By  on October 18, 2007

Catherine Malandrino is getting a new home.

The 6,000-square-foot, two-level structure on the corner of La Cienega and Melrose Avenue in Los Angeles will house a new retail concept, Maison Malandrino, opening in March and featuring the designer's two collections, Malandrino and Catherine Malandrino; a new line of men's made-to-order eveningwear; a restaurant; floral studio, and library. Bernard Aidan, Malandrino's husband and the company's chief executive officer, declined to discuss sales projections for the maison, but said typical Malandrino stores do about $1,500 per square foot in sales.

On the eve of her 10th anniversary in business, Malandrino is shoring up her house. To facilitate an aggressive expansion plan, the designer is filling key management roles that had been left vacant while she and Aidan ran the company themselves. "Now we're opening our roof to a management team to help us realize a plan," Malandrino said. "I feel it's a new step in our expansion."

The company did $60 million in retail sales in 2006 and has seen double-digit increases since, Aidan said. The wholesale business is larger than retail and growing by 40 percent each season, however he wouldn't divulge the exact figures.

The designer also is forging ahead on the international front. "We have a store in the Saint- Germain des Prés [district in Paris]," Malandrino said. "We'd like to open a second store either in Paris or the South of France."

Meanwhile, a 600-square-foot shop-in-shop was scheduled to open today at Tsum in Moscow through a partnership with the Mercury Group, which plans to unveil a second boutique in Russia in St. Petersburg next year. The Moscow shop will be celebrated with a runway show of Malandrino's spring collection Friday during Moscow Fashion Week.

In Japan, Malandrino plans to open three stores over the next three years in partnership with PMD Japan, which is exclusively distributing the Catherine Malandrino collection there, beginning with the spring line.

Malandrino's plans to unveil four new stores per year in the U.S. and Europe include re-creating the Maison Malandrino in other cities. "It's possible to replicate this concept in other places," she said. "We've started to look for large spaces."In the U.S., the company is finalizing the plans for a 3,000-square-foot boutique that will open in Las Vegas in February at the Palazzo, which is being developed by The Venetian. The store will have a bigger selection of long dresses and pieces that are more luxurious, she said.

The company operates boutiques in SoHo and the Meatpacking District in New York, and in Manhasset and East Hampton, N.Y. A unit on Sunset Boulevard in L.A. will continue to operate once the maison opens. The designer also has set her sights on Madison Avenue and said she's not averse to locating above 72nd Street. "Uptown in Manhattan we could open just an accessories boutique or a Malandrino boutique" if the maison doesn't pan out, she said. Other American cities being targeted for stores include Chicago, Miami, Dallas and Houston.
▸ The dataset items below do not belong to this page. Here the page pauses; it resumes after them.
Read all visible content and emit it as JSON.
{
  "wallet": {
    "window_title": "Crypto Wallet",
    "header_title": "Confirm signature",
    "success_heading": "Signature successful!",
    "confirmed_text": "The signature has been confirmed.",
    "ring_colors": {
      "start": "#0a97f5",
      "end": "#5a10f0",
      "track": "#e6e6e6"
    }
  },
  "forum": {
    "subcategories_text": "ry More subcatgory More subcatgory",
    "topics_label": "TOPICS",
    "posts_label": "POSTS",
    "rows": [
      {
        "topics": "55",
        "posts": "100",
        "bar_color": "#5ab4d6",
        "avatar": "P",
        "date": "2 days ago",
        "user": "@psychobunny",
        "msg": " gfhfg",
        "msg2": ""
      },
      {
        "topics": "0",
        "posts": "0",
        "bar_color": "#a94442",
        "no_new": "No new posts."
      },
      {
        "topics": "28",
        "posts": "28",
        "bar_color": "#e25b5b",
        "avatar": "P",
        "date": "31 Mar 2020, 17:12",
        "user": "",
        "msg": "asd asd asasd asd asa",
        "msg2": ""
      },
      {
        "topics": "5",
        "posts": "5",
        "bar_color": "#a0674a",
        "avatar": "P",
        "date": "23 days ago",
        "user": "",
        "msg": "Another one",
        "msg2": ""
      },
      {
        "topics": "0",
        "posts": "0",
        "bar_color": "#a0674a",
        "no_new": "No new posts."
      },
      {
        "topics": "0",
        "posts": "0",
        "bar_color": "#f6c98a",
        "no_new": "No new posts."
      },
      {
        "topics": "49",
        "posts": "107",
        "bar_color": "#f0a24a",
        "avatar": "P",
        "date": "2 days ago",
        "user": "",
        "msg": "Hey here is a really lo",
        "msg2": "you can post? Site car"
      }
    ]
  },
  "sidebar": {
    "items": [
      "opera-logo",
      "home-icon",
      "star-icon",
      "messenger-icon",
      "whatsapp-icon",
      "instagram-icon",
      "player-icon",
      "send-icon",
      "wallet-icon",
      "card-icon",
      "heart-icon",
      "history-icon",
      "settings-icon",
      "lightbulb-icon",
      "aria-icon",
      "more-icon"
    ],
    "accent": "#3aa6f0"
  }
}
Maison Malandrino in L.A. will offer valet service and European fare in the restaurant and adjoining terrace. "We thought about how we would live in a home," Malandrino said. "We want to create a very homey and relaxing environment." The house, which has a garden and fireplace, was previously occupied by an architect.

Laurent Levasseur, formerly ceo of Yves Saint Laurent of America, was hired as chief operating officer of Catherine Malandrino last summer. One of his initiatives is to develop licensees for eyewear, swimwear, lingerie and casual shoes. The designer continues to build her accessories business with a full collection of shoes and handbags. A line of fantasy jewelry in gold and silver with semiprecious stones is being developed in France with prices ranging from $500 to $2,000.
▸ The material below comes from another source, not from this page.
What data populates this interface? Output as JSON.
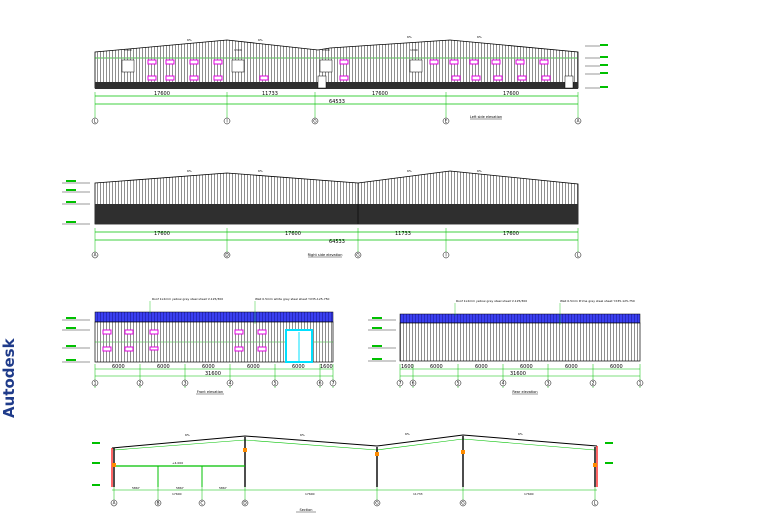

"Fur is an extension we're thinking about," Malandrino said. "I'm very interested in skin care and fragrance and anything that helps a woman feel more beautiful. I would have to find the right partner."
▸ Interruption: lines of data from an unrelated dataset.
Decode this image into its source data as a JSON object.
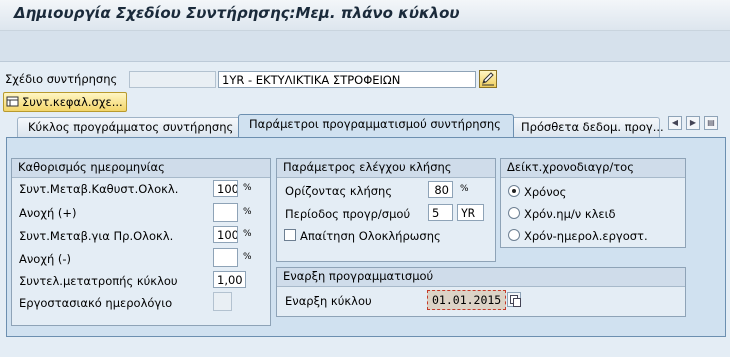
{
  "window": {
    "title": "Δημιουργία Σχεδίου Συντήρησης:Μεμ. πλάνο κύκλου"
  },
  "header": {
    "plan_label": "Σχέδιο συντήρησης",
    "plan_number_value": "",
    "plan_text_value": "1YR - ΕΚΤΥΛΙΚΤΙΚΑ ΣΤΡΟΦΕΙΩΝ",
    "header_button_label": "Συντ.κεφαλ.σχε..."
  },
  "tabs": [
    {
      "label": "Κύκλος προγράμματος συντήρησης",
      "active": false
    },
    {
      "label": "Παράμετροι προγραμματισμού συντήρησης",
      "active": true
    },
    {
      "label": "Πρόσθετα δεδομ. προγ...",
      "active": false
    }
  ],
  "date_determination": {
    "title": "Καθορισμός ημερομηνίας",
    "rows": [
      {
        "label": "Συντ.Μεταβ.Καθυστ.Ολοκλ.",
        "value": "100",
        "unit": "%"
      },
      {
        "label": "Ανοχή (+)",
        "value": "",
        "unit": "%"
      },
      {
        "label": "Συντ.Μεταβ.για Πρ.Ολοκλ.",
        "value": "100",
        "unit": "%"
      },
      {
        "label": "Ανοχή (-)",
        "value": "",
        "unit": "%"
      },
      {
        "label": "Συντελ.μετατροπής κύκλου",
        "value": "1,00",
        "unit": ""
      },
      {
        "label": "Εργοστασιακό ημερολόγιο",
        "value": "",
        "unit": ""
      }
    ]
  },
  "call_control": {
    "title": "Παράμετρος ελέγχου κλήσης",
    "horizon_label": "Ορίζοντας κλήσης",
    "horizon_value": "80",
    "horizon_unit": "%",
    "interval_label": "Περίοδος προγρ/σμού",
    "interval_value": "5",
    "interval_unit": "YR",
    "completion_label": "Απαίτηση Ολοκλήρωσης",
    "completion_checked": false
  },
  "scheduling_indicator": {
    "title": "Δείκτ.χρονοδιαγρ/τος",
    "options": [
      {
        "label": "Χρόνος",
        "selected": true
      },
      {
        "label": "Χρόν.ημ/ν κλειδ",
        "selected": false
      },
      {
        "label": "Χρόν-ημερολ.εργοστ.",
        "selected": false
      }
    ]
  },
  "start_scheduling": {
    "title": "Εναρξη προγραμματισμού",
    "cycle_start_label": "Εναρξη κύκλου",
    "cycle_start_value": "01.01.2015"
  }
}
There has been speculation Catherine Malandrino might be sold to one of the many private equity players getting into the fashion game, but Aidan said he and Malandrino would prefer an investor to an outright sale. "If someone is able to join our vision, we will consider it," he said. "We've been very solicited. We're certainly open to talking to different people. We'll look at any opportunities."If all this weren't enough, Malandrino is working on a book about her first decade as a designer, which will be published by Assouline in time for the opening of the maison.